Regular readers of this column will know that I’m partial to movie references. This time around I find myself recalling a scene toward the end of ‘Saving Private Ryan’ where the lead character observes in bemused fashion: “Events have surely taken a turn for the surreal”.
I imagine that something very similar was said across most of the planet on hearing the news that the world’s wealthiest democracy had elected Donald J. Trump as its 45th president.
A week later, and having read a chunk of analysis pieces as to how the impossible happened, I come away with the impression that the best rationale available among all the political punditry is that it had something to do with the alignment of the planets.

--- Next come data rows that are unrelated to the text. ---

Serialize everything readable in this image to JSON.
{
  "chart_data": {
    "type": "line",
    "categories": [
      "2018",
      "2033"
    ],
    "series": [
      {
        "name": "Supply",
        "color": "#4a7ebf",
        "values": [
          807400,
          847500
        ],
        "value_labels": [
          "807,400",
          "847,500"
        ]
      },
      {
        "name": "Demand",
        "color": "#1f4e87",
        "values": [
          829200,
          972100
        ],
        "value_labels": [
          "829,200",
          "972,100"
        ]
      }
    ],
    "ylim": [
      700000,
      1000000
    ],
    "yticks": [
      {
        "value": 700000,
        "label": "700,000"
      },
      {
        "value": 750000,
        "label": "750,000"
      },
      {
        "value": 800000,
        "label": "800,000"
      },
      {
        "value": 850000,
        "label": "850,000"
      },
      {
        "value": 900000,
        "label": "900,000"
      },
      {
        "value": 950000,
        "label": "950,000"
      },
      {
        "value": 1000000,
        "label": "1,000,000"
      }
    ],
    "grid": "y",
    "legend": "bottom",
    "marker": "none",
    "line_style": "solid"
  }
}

The bottom line is that a maverick who became Republican candidate despite the best efforts of his adopted party somehow turned a brand of implausible hogwash into something eminently saleable.
I have an annoying associate who has been warning that Trump was a potential winner ever since the nomination. He reckoned that a simple message delivered in irreverent language would be enough to appeal to the uncomplicated average white US male who takes a bath wearing his Dodgers cap.
At this point I should clarify that my associate is Canadian by birth and therefore a tad biased. Furthermore, I can’t entirely accept his generalisations.
I saw enough middle-class, middle-income, college-educated electors stating beforehand why they thought Trump was more in touch with what’s left of the American Dream than the dynastic option on offer from the Clinton camp.
Even so, that’s not the full picture. A good number voted with their wallets in mind, but no-one can deny that there was also a deeply unsettling darker side to the Republican candidate.
In his victory speech and since, Trump uses conciliatory terms about “binding the wounds of division”. The fact that his own campaign consciously fostered much of that division is patently not forgotten by protestors in several US cities.
All that talk beforehand about “taking back the country” has people rattled - especially since it’s still not clear who the country is going to be taken back from.
As Obama found during his eight years in office, the ability of the White House to implement meaningful social and economic change is limited.
So the irony is that having wrested the top job from the grasp of the Washington elite, Trump is now obliged to buddy up to them, and especially in the Republican-run Congress.
Post-election analysis has it that it was Hilary Clinton’s election to lose; and she did. The deeply personalised nature of presidential politics meant that Democrats expended more energy being outraged by Trump rather than confronting him where it mattered.
There is talk about Michelle Obama being the 2020 Democrat candidate. This suggests to me that the message about voter disillusionment with pre-packaged candidates still isn't getting through.
But let’s be honest. These days, true wisdom in politics comes from knowing that you don’t know squat.
Living with a Disunited States
It’s understandable that global reaction to the arrival of President-elect Trump has ranged from indifferent to downright hostile.
Less foreseeable was how the initial wide-eyed panic on financial markets quickly subsided. Analysts even began calculating the yield from promised tax cuts and scrapping most of Obamacare.
Trump’s announcement this week that he will deport or jail up to three million illegal migrants with criminal records signals his intent to near neighbours.
His voter base doesn’t care too much about political correctness nor do they want to save the planet. Big business however is not so ready to restore employment levels in the coal and steel industries. That could be a problem.
NATO membership remains tricky but Republicans in Congress are already rehearsing the fact that it’s they who call the shots on that one.
For the moment, the world seems no more than uneasy that the US has chosen a punchline for president. Give it time.
Baloney politics at work
Someone wrote to me insisting that Trump’s election represented an ‘anti-establishment zeitgeist phenomenon’. I haven’t responded, mostly because I have no idea what it means.
The note added how there are striking similarities between Trump and Hitler. I’m not qualified to make the comparison but I’ve always believed that it’s the circumstances of the day that produce certain types of leader, and not the other way around.
What’s more, it’s when democracy is at its most worthless in the eyes of the electorate that demagogues begin to sound attractive and even halfway believable.
Hitler wasn’t so personally forceful that he single-handedly managed to frustrate a desire for freedom and moderation amongst 80 million Germans.
What the Nazis successfully exploited was the principle of the ‘big lie’ blame-game underpinned by ambiguous promises of national greatness and restored honour.
It’s all baloney – and yet I’m betting the prospect of President Le Pen just got a lot closer.